Rawlins strich sich mit der Rechten über das Kinn.

„Das war sehr mutig von dir, Ned“, sagte Muller. „Oder aber sehr dumm. Ich weiß manchmal nicht, ob es dazwischen überhaupt einen Unterschied gibt. Aber ich bin dir auf jeden Fall dankbar. Ich mußte einfach über diese Käfige Bescheid wissen.“

„Freut mich, daß ich von Nutzen sein konnte. Du siehst also, nicht alle Menschen sind Monster.“

„Sicher, nicht bewußte Monster. Es ist nur die Seelenpest in ihrem Innern, die sie so häßlich macht. Hier, damit du dich erinnerst.“ Muller trat an den Käfig und legte die Hände an die glatten Streben, die so weiß wie Knochen waren. Rawlins spürte, wie die Intensität der Ausstrahlung anstieg. „Das ist es, was die Menschen unter ihrer Schädeldecke haben. Ich persönlich bemerke davon gar nichts. Ich schließe nur vom Verhalten der anderen darauf. Es muß sehr übel sein.“

„Ich könnte mich daran gewöhnen“, sagte Rawlins. Er ließ sich im Lotussitz auf den Boden nieder. „Hast du denn nie Anstrengungen unternommen, dich davon befreien zu lassen, nachdem du von Beta Hydri IV zur Erde zurückgekehrt bist?“

„Ich habe mit den Knochenflickern gesprochen. Aber sie konnten noch nicht einmal feststellen, welche Veränderungen in meinen Gehirnströmen eingetreten waren. Daher wußten sie natürlich auch keinen Weg, wie das wieder behoben werden sollte. Hübsch, nicht wahr?“

„Wie lange bist du auf der Erde geblieben?“

„Nur ein paar Monate. Lange genug jedenfalls, um festzustellen, daß es in meinem Bekanntenkreis nicht einen Menschen gab, der nicht schon nach wenigen Minuten, die er meiner Anwesenheit ausgesetzt war, grün angelaufen wäre. Ich begann, mich in Selbstmitleid zu ergehen… und in Ekel vor mir selbst, was so ungefähr dasselbe ist. Ich habe sogar an Selbstmord gedacht, um die Welt von diesem Stein des Anstoßes zu befreien.“

„Das glaube ich nicht“, sagte Rawlins. „Manche Menschen sind einfach nicht zum Selbstmord fähig. Und du gehörst zu denen.“

„Vielen Dank, aber das habe ich selbst auch herausgefunden. Ich habe mich nicht umgebracht, wie du sicher bemerkt hast. Ich habe es mit allerlei Modedrogen probiert, dann habe ich zu trinken angefangen und schließlich so gefährlich wie möglich gelebt.

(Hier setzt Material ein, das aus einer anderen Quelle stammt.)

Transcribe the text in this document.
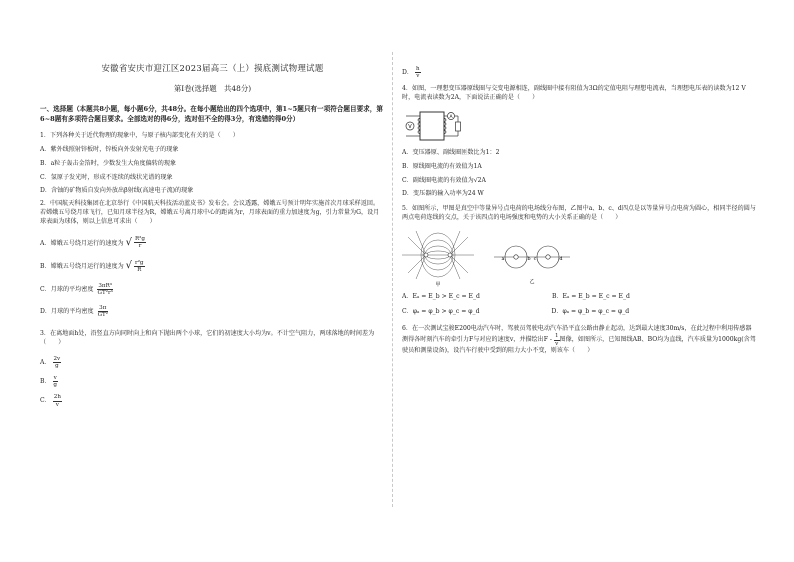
安徽省安庆市迎江区2023届高三（上）摸底测试物理试题
第Ⅰ卷(选择题　共48分)
一、选择题（本题共8小题，每小题6分，共48分。在每小题给出的四个选项中，第1~5题只有一项符合题目要求，第6~8题有多项符合题目要求。全部选对的得6分，选对但不全的得3分，有选错的得0分）

1．下列各种关于近代物理的现象中，与原子核内部变化有关的是（　　）

A．紫外线照射锌板时，锌板向外发射光电子的现象

B．a粒子轰击金箔时，少数发生大角度偏转的现象

C．氢原子发光时，形成不连续的线状光谱的现象

D．含铀的矿物质自发向外放出β射线(高速电子流)的现象

2．中国航天科技集团在北京举行《中国航天科技活动蓝皮书》发布会。会议透露，嫦娥五号预计明年实施首次月球采样返回。若嫦娥五号绕月球飞行，已知月球半径为R，嫦娥五号离月球中心的距离为r，月球表面的重力加速度为g，引力常量为G，设月球表面为球体，则以上信息可求出（　　）

A．嫦娥五号绕月运行的速度为 √ $\frac{\text{R²g}}{r}$

B．嫦娥五号绕月运行的速度为 √ $\frac{\text{r²g}}{R}$

C．月球的平均密度 $\frac{\text{3πR³}}{\text{GT²r³}}$

D．月球的平均密度 $\frac{3\pi}{\text{GT²}}$

3．在离地面h处，沿竖直方向同时向上和向下抛出两个小球，它们的初速度大小均为v。不计空气阻力，两球落地的时间差为（　　）

A． $\frac{2v}{g}$

B． $\frac{v}{g}$

C． $\frac{2h}{v}$

D． $\frac{h}{v}$

4．如图，一理想变压器原线圈与交变电源相连，副线圈中接有阻值为3Ω的定值电阻与理想电流表，当理想电压表的读数为12 V时，电流表读数为2A，下面说法正确的是（　　）

V
A

A．变压器原、副线圈匝数比为1：2

B．原线圈电流的有效值为1A

C．副线圈电流的有效值为√2A

D．变压器的输入功率为24 W

5．如图所示，甲图是真空中等量异号点电荷的电场线分布图，乙图中a、b、c、d四点是以等量异号点电荷为圆心，相同半径的圆与两点电荷连线的交点，关于该四点的电场强度和电势的大小关系正确的是（　　）

甲
a	b c	d
乙
A．Eₐ = E_b > E_c = E_d	B．Eₐ = E_b = E_c = E_d
C．φₐ = φ_b > φ_c = φ_d	D．φₐ = φ_b = φ_c = φ_d

6．在一次测试宝骏E200电动汽车时，驾驶员驾驶电动汽车沿平直公路由静止起动，达到最大速度30m/s，在此过程中利用传感器测得各时刻汽车的牵引力F与对应的速度v，并描绘出F - $\frac{1}{v}$ 图像，如图所示，已知图线AB、BO均为直线，汽车质量为1000kg(含驾驶员和测量设备)，设汽车行驶中受到的阻力大小不变，则该车（　　）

In einem einzigen Monat habe ich es mit vier verschiedenen Psychiatern versucht und wieder aufgegeben. Dann habe ich mir einen bleiverstärkten Lederhelm aufgesetzt, um die Ausstrahlung abzuhalten. Aber das war so, als wollte man mit einem Eimer Neutrinos einfangen. In einem Bordell auf der Venus löste ich eine Panik aus: Nachdem die ersten hysterisch geworden waren, rannten alle Mädchen splitternackt auf die Straße hinaus.“ Muller spuckte aus. „Nun, ich war immer gern in Gesellschaft, konnte aber genausogut auf sie verzichten. Wenn ich unter Leuten war, war ich glücklich und überall gern gesehen. Ich war allerdings nicht so ein geschniegelter Sonnenschein wie du, aus dem sich permanent Freundlichkeit und Charakter ergießen, sondern bin auf die Leute und ihre Eigenarten eingegangen. Ich nahm mal hier und mal dort eine Beziehung auf und kam ganz gut damit zurecht. Dann wieder konnte ich anderthalb Jahre lang wegfahren, ohne dabei einen Menschen zu sehen oder mit ihm zu sprechen. Und auch das ist mir nicht schlecht bekommen. Aber als ich unwiderruflich von der Gesellschaft ausgeschlossen war, entdeckte ich, daß ich nur schlecht ohne Menschen auskommen konnte. Doch das ist nun vorbei. Ich bin diesem Bedürfnis entwachsen, mein Junge. Ich kann hundert Jahre in völliger Einsamkeit verbringen und werde doch niemanden vermissen. Ich habe mich dazu gebracht, die Menschheit so zu sehen, wie sie mich sieht: als etwas Krankmachendes, als einen elenden, verkrüppelten Klotz, dem man am besten aus dem Weg geht. Zur Hölle mit euch allen. Ich schulde niemandem etwas, nicht einmal Liebe. Ich habe keine Verpflichtungen mehr. Ich könnte dich hier im Käfig verfaulen lassen, Ned, und mir in keiner Sekunde Sorgen darüber machen. Ich könnte zweimal täglich an dem Käfig vorbeikommen und dein Skelett anlächeln. Ich hasse dich nicht, Ned, weder dich noch die Galaxis, die voll ist von Wesen wie dir. Ich verachte dich vielmehr. Du bist für mich ein Nichts. Nein, weniger als Nichts, du bist nicht mehr als ein Schmutzfleck. So, jetzt weißt du über mich Bescheid und ich über dich.“

„Du sprichst, als gehörtest du einer fremden Rasse an“, meinte Rawlins erstaunt.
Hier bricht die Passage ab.